From this one can see that generally there is fairly solid scaling when we look at memory speed. Currently, the 1866MHz (purple) memory is not widely available, and the Intel Xeon E5 range does not currently support that speed. So when comparing what is available today (early 2013) one would compare the 1600MHz figures to the Supermicro Hyper-Speed (1978MHz @ 106) speeds.
Since some people prefer this view, here are the four tests by memory speed. Again, one can see the Kingston memory added to the Supermicro Hyper-Speed server dominate the tests.
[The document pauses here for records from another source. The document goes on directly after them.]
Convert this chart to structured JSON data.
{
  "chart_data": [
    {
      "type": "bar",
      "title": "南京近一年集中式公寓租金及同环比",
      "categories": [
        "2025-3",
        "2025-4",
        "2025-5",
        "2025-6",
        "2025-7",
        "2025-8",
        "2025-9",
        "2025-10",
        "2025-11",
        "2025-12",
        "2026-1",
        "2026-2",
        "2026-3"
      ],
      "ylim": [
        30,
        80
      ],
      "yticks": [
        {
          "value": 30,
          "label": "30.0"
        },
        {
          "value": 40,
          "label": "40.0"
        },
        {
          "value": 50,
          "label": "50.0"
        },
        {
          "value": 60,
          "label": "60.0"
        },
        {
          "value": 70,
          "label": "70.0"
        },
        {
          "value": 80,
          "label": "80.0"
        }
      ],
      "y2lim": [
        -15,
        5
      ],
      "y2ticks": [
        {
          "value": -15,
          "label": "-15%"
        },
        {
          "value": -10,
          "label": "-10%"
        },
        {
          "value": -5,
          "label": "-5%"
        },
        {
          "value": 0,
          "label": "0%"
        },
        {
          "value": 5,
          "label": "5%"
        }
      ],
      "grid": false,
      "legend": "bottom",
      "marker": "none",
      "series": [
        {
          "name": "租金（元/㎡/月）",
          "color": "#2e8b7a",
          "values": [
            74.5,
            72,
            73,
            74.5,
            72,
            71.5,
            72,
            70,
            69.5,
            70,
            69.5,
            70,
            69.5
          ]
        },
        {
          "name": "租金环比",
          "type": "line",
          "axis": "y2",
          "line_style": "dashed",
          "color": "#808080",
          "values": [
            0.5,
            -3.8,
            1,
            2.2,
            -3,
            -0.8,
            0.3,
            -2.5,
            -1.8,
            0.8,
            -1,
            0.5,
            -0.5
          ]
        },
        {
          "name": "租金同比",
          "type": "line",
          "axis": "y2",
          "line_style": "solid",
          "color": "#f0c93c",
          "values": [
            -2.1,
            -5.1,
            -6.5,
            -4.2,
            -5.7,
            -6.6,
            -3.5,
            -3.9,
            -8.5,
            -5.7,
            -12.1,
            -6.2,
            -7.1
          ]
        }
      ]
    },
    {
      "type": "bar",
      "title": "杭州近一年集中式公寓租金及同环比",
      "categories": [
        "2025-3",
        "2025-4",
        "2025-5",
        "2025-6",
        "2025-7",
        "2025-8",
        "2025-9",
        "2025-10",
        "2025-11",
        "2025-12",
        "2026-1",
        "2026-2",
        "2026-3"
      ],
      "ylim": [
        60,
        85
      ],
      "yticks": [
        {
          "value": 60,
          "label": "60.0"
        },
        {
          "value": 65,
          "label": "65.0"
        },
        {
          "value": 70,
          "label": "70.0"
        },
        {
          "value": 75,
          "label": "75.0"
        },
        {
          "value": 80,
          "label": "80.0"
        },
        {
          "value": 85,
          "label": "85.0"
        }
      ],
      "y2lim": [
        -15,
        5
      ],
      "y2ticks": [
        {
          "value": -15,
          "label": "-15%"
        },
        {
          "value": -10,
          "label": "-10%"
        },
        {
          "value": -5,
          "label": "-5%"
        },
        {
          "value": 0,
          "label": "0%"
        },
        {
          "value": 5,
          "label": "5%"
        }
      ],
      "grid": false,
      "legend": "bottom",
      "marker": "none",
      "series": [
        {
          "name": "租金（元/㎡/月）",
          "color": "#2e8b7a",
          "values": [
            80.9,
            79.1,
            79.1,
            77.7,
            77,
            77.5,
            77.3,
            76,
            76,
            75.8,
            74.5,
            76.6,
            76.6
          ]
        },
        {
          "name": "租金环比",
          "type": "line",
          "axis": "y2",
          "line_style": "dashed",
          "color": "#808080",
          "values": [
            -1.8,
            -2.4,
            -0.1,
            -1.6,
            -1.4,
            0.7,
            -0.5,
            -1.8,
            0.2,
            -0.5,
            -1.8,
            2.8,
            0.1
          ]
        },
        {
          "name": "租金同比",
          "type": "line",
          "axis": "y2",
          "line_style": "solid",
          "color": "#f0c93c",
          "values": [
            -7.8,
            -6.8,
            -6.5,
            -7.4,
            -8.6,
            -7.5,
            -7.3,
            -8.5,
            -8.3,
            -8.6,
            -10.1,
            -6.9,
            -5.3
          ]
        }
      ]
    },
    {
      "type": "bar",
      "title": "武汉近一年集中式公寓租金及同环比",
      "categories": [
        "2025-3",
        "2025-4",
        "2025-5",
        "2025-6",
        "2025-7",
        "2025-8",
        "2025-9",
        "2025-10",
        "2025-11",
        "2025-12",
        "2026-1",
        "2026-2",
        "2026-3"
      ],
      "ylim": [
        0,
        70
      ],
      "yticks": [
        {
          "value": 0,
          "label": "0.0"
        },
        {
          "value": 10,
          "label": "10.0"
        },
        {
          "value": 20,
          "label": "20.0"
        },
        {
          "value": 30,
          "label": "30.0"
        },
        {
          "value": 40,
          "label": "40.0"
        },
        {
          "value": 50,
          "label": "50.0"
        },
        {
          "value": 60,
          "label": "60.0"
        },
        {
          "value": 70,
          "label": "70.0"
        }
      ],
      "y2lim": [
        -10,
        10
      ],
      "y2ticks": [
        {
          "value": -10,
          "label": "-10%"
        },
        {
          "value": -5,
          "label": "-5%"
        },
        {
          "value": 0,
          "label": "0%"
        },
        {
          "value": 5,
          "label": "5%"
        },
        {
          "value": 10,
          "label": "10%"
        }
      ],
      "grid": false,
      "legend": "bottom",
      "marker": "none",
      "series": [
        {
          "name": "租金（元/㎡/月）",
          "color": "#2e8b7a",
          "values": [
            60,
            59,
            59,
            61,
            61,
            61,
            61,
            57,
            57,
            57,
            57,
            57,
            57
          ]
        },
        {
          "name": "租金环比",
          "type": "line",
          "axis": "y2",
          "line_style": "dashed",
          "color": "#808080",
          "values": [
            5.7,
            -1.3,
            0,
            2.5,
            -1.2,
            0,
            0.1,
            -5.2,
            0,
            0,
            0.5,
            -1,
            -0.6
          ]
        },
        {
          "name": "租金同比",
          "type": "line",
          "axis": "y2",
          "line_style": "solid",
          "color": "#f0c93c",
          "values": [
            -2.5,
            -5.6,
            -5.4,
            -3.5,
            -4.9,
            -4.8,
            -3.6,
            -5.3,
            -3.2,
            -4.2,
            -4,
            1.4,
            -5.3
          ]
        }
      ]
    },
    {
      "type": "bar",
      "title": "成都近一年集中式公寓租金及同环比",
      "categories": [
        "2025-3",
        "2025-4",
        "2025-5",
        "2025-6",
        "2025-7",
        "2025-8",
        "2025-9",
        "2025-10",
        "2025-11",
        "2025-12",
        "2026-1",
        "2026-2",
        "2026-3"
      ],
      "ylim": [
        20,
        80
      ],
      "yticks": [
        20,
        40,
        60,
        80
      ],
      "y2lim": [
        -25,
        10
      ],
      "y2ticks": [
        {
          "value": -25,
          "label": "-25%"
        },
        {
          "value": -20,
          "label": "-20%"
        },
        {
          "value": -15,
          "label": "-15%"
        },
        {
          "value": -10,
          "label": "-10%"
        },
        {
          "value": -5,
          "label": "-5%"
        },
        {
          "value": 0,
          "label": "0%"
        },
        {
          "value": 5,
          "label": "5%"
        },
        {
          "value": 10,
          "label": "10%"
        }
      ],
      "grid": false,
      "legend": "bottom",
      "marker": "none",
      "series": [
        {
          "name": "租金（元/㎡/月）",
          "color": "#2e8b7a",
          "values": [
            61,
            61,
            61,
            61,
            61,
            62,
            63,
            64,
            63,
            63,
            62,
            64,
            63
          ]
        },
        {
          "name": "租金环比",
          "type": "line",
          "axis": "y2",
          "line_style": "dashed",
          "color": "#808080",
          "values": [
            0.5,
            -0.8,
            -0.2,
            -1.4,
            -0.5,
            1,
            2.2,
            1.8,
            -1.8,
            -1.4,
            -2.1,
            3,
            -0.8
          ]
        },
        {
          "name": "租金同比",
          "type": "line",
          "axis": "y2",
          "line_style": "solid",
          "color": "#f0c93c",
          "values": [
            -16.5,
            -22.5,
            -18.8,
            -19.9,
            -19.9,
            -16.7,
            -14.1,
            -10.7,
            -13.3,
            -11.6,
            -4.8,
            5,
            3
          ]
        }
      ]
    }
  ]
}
We can take away three insights from these figures. First, if one has a memory-intensive application the Supermicro Hyper-Speed platform shows significant gains over 1600MHz DDR3 today, as well as the next-generation 1866MHz, registered ECC DIMMs. Second, the Kingston KVR16R11D4/8HC modules held up to a 23.6% overclock without a stutter and even passed memtest at these speeds. The HC modules are part of Kingston’s premier line and have a locked BOM so they are all tested and configured the same. Here we see that is a very strong set of memory modules. The third item we notice in this comparison is that recycling older and slower memory from older generation servers can have a noticeable impact on memory bandwidth.